Le Parquet requiert la prison à vie contre 5 accusés
Le procès de l’attaque terroriste de Kafolo, survenue en juin 2020 dans le nord de la Côte d’Ivoire, a connu un tournant majeur le lundi 30 mars 2026. Le procureur de la République a requis la prison à vie contre cinq des 45 accusés, présentés comme les auteurs directs de cette attaque qui avait coûté la vie à 14 militaires ivoiriens. Les principaux accusés visés par cette réquisition sont Sidibé Ali, alias Sofiane, Sidibé Assane, Sankaré Mohamed, Diallo Korga et Ouedraogo Abdoul.
Selon le parquet, ces individus appartenaient au commando d’une trentaine d’hommes lourdement armés qui a lancé l’assaut dans la nuit du 10 au 11 juin 2020 contre un poste de contrôle à Kafolo, une localité proche du Parc national de la Comoé. Au cours de son réquisitoire, le procureur a insisté sur la gravité des faits, qualifiés sans équivoque d’actes de terrorisme. L’attaque avait été revendiquée par la Katiba Macina, un groupe affilié à la mouvance jihadiste sahélienne.
Selon le ministère public, cette offensive s’inscrivait dans une stratégie d’expansion des groupes armés terroristes vers les pays du golfe de Guinée, avec pour objectif la création de zones de repli et de sanctuaires le long des frontières. Les éléments présentés devant le tribunal font état d’une opération soigneusement préparée. Certains assaillants auraient traversé le fleuve Comoé à la nage, tandis que d’autres sont arrivés à moto.

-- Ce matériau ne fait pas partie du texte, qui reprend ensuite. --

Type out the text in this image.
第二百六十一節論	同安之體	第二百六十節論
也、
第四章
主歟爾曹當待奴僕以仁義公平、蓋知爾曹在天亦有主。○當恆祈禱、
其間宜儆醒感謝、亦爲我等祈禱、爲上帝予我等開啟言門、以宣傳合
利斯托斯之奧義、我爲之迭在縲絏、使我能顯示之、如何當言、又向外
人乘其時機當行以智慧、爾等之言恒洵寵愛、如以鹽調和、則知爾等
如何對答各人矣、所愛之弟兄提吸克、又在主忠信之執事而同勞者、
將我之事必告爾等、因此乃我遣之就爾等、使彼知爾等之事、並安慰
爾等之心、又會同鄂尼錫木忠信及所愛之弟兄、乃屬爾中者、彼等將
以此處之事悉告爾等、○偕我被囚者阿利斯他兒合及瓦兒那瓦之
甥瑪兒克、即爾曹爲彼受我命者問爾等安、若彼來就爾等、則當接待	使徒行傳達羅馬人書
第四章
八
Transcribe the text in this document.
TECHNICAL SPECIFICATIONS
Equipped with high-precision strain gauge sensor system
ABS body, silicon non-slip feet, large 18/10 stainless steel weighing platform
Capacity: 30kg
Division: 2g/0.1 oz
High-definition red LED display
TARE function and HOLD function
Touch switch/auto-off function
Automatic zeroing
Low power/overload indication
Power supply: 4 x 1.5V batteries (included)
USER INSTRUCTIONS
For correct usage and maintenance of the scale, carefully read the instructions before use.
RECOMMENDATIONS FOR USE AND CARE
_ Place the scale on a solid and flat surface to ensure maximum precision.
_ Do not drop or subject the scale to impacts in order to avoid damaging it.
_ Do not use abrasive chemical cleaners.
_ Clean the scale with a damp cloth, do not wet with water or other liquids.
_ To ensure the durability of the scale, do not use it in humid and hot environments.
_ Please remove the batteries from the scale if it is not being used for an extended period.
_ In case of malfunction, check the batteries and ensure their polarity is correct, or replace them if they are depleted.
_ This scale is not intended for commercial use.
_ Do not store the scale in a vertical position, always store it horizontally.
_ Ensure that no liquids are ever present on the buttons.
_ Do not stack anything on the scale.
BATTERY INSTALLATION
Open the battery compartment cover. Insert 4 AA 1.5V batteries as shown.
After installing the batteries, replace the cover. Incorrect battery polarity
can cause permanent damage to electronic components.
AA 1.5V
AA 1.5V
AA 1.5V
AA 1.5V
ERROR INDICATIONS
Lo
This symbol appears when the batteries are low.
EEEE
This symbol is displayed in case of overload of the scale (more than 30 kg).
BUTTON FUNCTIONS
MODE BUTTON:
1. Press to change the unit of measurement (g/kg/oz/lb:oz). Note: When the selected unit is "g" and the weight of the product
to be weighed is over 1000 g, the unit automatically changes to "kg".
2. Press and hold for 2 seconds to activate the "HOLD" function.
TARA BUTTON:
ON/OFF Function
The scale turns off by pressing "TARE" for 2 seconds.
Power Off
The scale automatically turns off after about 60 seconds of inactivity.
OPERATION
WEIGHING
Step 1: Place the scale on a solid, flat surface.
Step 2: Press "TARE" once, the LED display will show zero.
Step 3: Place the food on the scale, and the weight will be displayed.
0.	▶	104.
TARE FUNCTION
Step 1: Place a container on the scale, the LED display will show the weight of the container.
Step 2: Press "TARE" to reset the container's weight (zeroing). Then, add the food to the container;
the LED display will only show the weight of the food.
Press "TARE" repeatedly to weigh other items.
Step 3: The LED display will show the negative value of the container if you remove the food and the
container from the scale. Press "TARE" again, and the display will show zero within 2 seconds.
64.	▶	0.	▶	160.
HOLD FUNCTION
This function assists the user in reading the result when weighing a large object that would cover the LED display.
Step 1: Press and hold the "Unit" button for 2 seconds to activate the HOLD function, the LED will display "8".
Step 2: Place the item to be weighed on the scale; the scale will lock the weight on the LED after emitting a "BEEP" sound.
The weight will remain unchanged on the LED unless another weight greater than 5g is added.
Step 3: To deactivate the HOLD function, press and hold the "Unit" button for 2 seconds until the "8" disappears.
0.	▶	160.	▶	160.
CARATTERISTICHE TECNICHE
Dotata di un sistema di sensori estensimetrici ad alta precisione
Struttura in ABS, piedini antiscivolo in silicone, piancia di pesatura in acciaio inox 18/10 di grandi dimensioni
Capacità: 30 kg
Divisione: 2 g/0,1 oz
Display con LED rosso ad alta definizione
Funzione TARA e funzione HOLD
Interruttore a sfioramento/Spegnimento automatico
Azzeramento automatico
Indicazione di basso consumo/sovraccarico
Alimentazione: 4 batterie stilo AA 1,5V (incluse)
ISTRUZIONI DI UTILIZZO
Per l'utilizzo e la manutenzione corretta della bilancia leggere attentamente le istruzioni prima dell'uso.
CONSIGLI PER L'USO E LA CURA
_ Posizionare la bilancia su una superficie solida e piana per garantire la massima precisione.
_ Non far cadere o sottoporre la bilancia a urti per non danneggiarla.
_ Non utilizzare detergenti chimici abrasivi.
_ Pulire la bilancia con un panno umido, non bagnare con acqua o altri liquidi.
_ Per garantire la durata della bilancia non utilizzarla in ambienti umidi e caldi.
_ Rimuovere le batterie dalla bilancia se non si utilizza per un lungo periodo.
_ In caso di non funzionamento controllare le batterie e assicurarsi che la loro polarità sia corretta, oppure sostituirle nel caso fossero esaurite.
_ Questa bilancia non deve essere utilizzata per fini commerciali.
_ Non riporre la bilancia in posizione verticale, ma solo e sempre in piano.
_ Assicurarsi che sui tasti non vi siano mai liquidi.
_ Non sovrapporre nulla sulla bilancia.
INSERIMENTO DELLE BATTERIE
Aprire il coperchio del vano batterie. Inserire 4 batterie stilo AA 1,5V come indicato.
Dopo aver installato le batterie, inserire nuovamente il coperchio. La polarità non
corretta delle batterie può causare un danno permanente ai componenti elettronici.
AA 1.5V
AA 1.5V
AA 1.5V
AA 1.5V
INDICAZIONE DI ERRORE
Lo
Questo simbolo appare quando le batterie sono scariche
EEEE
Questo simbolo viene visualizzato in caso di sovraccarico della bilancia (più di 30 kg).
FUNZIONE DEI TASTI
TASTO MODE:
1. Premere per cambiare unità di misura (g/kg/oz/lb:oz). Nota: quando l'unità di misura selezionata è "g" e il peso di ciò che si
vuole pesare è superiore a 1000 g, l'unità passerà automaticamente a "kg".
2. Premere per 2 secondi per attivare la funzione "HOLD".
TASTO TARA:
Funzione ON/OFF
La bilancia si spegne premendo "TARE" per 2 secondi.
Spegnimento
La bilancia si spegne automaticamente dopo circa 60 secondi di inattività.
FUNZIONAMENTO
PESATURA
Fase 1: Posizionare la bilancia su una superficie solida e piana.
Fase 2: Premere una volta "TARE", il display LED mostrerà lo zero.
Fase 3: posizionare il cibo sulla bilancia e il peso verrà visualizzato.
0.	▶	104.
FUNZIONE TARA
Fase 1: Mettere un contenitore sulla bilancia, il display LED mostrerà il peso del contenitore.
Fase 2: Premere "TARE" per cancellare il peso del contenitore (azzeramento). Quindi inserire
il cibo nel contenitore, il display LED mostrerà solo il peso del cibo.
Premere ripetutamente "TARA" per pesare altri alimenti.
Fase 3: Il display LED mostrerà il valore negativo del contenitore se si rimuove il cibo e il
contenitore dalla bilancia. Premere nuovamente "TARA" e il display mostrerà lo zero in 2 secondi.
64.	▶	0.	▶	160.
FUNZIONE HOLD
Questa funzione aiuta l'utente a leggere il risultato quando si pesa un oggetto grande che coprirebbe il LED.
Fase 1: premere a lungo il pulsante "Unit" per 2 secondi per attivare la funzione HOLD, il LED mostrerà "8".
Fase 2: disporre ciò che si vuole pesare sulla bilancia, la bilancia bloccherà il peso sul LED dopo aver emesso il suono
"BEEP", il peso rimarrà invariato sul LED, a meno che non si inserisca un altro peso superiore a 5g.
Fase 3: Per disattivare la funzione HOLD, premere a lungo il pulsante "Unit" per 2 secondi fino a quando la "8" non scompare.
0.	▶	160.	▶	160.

Le procureur a également indiqué que plusieurs membres du commando se trouvaient déjà sur le territoire ivoirien avant l’attaque. Le chef présumé de l’opération, Abdourahmane Sidibé, alias « Hamza », figure parmi les individus en fuite. Sur les 45 accusés, le parquet distingue plusieurs niveaux de responsabilité. Outre les cinq présumés auteurs directs pour lesquels la peine maximale a été requise, 26 autres personnes sont poursuivies pour leur rôle de soutien logistique. Il leur est reproché d’avoir fourni hébergement, renseignements ou assistance aux assaillants. À leur encontre, le ministère public a requis des peines allant jusqu’à 20 ans d’emprisonnement.

Le procureur a également rappelé que cette affaire s’inscrivait dans un contexte sécuritaire tendu dans le nord du pays, où les autorités redoutent une infiltration progressive des groupes terroristes. Il a souligné que « la souveraineté nationale a été attaquée » lors de l’assaut de Kafolo, insistant sur la nécessité d’une réponse judiciaire ferme pour préserver l’État de droit. Ce procès revêt ainsi une dimension symbolique importante. Il représente, selon le parquet, la capacité de l’État ivoirien à faire face à la menace terroriste tout en rendant justice aux victimes.
Les 14 militaires tués lors de l’attaque restent au cœur des préoccupations, leur mémoire étant régulièrement évoquée au cours des audiences. La défense, de son côté, se prépare à contester les réquisitions du ministère public. Les avocats entendent démontrer les failles éventuelles du dossier et défendre les droits de leurs clients. « Le tribunal est un arbitre.
Il écoute les deux parties avant de trancher », a déclaré Me Mohamed Lamine Koné. Les plaidoiries de la défense sont attendues le 20 avril 2026. Le verdict final, très attendu, pourrait marquer un jalon important dans la lutte contre le terrorisme en Côte d’Ivoire et dans la consolidation de son appareil judiciaire face à ces menaces.